E – ECONOMIC: se, da un lato, la medicina personalizzata – alla quale guarda il metodo decryptE – si pone l’obiettivo di ridurre gli sprechi di denaro in trattamenti terapeutici standard, inefficaci e controproducenti per un gran numero di pazienti, dall’altro le cure individualizzate pongono, esse stesse, sfide sotto il profilo economico ai Sistemi Sanitari nazionali.

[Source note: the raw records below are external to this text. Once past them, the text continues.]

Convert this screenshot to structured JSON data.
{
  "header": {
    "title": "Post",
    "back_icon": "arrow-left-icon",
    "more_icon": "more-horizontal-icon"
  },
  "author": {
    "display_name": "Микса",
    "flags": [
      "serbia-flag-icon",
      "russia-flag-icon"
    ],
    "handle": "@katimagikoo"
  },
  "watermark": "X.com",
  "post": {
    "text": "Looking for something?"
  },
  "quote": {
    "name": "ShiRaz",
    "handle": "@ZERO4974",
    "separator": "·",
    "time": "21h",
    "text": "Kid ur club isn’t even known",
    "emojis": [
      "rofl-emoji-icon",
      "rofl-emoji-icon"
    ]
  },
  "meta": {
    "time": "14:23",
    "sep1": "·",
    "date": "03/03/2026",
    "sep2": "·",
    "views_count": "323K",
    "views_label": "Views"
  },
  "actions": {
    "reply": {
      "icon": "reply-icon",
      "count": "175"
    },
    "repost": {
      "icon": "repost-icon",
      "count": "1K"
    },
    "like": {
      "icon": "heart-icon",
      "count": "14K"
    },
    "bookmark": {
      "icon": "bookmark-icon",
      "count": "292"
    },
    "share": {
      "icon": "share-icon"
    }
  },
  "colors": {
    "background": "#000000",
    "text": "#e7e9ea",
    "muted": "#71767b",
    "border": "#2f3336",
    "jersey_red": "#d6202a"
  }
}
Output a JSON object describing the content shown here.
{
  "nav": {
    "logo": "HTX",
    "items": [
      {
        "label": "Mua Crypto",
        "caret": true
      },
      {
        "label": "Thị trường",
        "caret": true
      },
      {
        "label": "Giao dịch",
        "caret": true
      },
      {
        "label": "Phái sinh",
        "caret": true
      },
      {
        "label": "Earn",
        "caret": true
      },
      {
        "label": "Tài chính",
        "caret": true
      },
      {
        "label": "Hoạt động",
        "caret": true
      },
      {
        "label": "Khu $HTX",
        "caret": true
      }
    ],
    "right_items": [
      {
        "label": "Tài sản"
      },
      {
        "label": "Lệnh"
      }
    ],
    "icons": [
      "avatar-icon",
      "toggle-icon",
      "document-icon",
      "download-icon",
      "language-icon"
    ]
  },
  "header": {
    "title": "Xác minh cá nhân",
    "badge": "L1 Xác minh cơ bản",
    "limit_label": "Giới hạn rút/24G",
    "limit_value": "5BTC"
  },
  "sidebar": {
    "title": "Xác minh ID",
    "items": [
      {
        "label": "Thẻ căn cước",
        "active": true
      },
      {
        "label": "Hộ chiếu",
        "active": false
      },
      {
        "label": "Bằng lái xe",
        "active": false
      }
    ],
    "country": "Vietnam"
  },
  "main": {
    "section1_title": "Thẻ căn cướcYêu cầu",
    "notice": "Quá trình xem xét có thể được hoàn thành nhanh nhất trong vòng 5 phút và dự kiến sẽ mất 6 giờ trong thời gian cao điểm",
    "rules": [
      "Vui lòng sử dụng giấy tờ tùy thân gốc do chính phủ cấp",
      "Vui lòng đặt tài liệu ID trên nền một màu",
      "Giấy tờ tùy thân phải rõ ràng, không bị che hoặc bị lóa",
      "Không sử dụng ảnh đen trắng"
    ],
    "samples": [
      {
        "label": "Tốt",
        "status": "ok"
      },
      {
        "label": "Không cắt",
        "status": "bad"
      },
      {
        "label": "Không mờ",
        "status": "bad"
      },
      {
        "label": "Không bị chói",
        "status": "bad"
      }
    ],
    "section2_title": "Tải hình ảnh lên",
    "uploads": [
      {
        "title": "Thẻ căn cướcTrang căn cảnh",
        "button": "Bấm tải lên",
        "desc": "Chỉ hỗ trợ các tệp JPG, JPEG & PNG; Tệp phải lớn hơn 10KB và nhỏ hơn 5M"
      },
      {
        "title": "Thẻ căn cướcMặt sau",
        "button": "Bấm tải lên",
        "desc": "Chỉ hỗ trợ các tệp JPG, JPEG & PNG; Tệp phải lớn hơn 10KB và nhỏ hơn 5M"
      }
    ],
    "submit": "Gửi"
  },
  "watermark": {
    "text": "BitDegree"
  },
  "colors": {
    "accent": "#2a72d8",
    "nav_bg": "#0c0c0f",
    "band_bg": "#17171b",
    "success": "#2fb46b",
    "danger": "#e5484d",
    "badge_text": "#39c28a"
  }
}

Nel momento stesso in cui, in futuro, per mezzo dell’approccio ideato dal team di ricercatori tedeschi, si dovesse arrivare non solo a escludere, per il tipo di profilo proteomico e la curva dose-risposta del singolo paziente, taluni farmaci esistenti e preferirne altri, ma anche a sviluppare soluzioni ad hoc, cucite “su misura di paziente”, si dovrà pensare a come decidere i tetti di spesa e a come rendere le terapie personalizzate accessibili e fruibili da parte di tutti, senza discriminazioni.

P – POLITICAL: uno strumento come quello introdotto dal team di ricerca, se in futuro dovesse diffondersi nella comunità scientifica e divenire, nel tempo, une metodo accreditato, si inserirebbe in uno scenario UE dove, dal 2016, è attivo l’International Consortium for Personalised Medicine (ICPerMed), istituito dallaCommissione europea, insieme a finanziatori internazionali nell’ambito della ricerca scientifica, allo scopo di «sostenere la base scientifica della medicina personalizzata attraverso un approccio coordinato alla ricerca e aprire la strada ad approcci di medicina personalizzata per i cittadini». In0ltre, più recentemente, a ottobre 2023, il Consiglio dell’Unione Europea ha lanciato l’European Partnership for Personalised Medicine (EP PerMed), il cui obiettivo è dare un impulso alla ricerca nel campo della medicina di precisione in tutto il territorio dell’Unione, con 49 partner che partecipano al suo sviluppo.

S – SUSTAINABILITY: l’obiettivo della sostenibilità economica che, in futuro, potrebbe conseguire il sistema proposto dagli autori – in quanto ulteriore leva per la medicina personalizzata, grazie alla quale poter evitare gli sprechi dati dall’adozione di terapie standard, inefficaci per un gran numero di pazienti – si coniuga a quello della sostenibilità ambientale. L’impiego di farmaci non idonei, infatti, proprio perché non in linea col proteoma del singolo paziente e, dunque, incapaci di indurre cambiamenti di espressione proteica positivi e funzionali, vanno a sommarsi ai rifiuti di medicinali usati, la cui gestione e il cui smaltimento non sono sempre limpidi e coerenti dal punto di vista normativo. In questo senso, una metodologia che abilita il progredire della medicina di precisione si traduce, nel lungo periodo, in un ecosistema meno inquinato da inutili farmaci standard scartati.